Officiële friese naam voor de Houtduif ← [Boersma 1972]. Fries Do (1980) <fries Dou <fries Duw (c.1650) 'Duif'; fries hóf 'boomgaard, tuin om het huis, kerkhof', precies de plaatsen waar de Houtduif graag vertoeft en broedt.

ViF 1977: Höfdou. De Vries 1912: "Houtdou, Höfdou en Walddou". Albarda 1897: "Friesch: Houtdouw." Baart 1640 noemde middelfries "Duwkers (lijts en graet)" [ViF p.75]; dit woord betekent ws. niet 'Duikers' (bijv. Dodaars of Nonnetje en Fuut), maar eerder, gezien het arsenaal aan vogelsoorten dat Baart noemt, 'Duiven' (te denken valt dan aan Holenduif of Zomertortel Streptopelia turtur (lijts) resp. Houtduif (graet)).
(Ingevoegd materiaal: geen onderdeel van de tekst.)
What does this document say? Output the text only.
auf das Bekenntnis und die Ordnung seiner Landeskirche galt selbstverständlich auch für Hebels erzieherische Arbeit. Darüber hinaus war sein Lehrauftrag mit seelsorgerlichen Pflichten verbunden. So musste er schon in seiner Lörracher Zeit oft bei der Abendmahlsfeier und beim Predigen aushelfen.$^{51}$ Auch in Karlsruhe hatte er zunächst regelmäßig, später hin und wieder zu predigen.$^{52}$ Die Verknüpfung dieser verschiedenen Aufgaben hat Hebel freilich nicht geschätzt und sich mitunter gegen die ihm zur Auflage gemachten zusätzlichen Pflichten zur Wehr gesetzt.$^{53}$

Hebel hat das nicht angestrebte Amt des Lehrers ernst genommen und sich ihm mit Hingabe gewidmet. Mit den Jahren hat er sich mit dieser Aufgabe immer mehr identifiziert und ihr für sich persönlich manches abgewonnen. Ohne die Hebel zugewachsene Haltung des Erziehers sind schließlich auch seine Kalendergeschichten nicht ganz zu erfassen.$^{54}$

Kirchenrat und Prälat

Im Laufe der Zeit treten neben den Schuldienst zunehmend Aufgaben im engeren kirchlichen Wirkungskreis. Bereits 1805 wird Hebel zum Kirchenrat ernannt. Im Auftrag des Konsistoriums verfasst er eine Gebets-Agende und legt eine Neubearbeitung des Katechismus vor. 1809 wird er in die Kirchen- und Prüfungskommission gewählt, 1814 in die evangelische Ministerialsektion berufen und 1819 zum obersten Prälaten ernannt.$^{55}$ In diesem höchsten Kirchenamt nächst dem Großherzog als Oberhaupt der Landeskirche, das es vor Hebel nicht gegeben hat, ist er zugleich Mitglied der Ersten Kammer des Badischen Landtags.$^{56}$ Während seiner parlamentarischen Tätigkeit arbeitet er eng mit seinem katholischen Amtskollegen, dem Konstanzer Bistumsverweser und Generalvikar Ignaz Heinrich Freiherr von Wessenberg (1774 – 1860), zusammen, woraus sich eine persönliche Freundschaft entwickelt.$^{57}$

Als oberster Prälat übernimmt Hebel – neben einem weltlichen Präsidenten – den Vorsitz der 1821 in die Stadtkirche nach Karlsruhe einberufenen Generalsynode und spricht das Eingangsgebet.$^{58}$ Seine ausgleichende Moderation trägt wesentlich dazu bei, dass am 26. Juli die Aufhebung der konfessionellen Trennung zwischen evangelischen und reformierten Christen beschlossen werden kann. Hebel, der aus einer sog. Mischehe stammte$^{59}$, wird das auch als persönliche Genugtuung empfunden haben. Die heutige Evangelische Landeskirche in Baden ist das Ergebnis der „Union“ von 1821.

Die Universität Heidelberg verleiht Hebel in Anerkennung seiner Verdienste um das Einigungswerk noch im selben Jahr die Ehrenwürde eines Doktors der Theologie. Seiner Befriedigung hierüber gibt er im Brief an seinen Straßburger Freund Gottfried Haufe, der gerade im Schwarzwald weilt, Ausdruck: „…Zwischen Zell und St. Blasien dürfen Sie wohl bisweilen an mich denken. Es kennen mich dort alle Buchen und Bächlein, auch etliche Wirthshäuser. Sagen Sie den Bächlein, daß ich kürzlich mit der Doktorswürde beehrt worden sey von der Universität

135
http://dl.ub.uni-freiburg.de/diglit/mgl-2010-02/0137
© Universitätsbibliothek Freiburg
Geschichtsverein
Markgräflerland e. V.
Misschien is de r een hypercorrecte (zoals deze ook staat in "in nêst mei jonge hoarnskrobbers" in Hoekstra 1989, D.T.E. van der Ploeg santich jier, Vanellus 42(2): 29), maar wellicht eerder is de -r een oud suffix om een mannelijke vogel aan te duiden, net zoals in N Doffer ← en fries Doffert ←.Voor de etymologie zie ook sub Duif.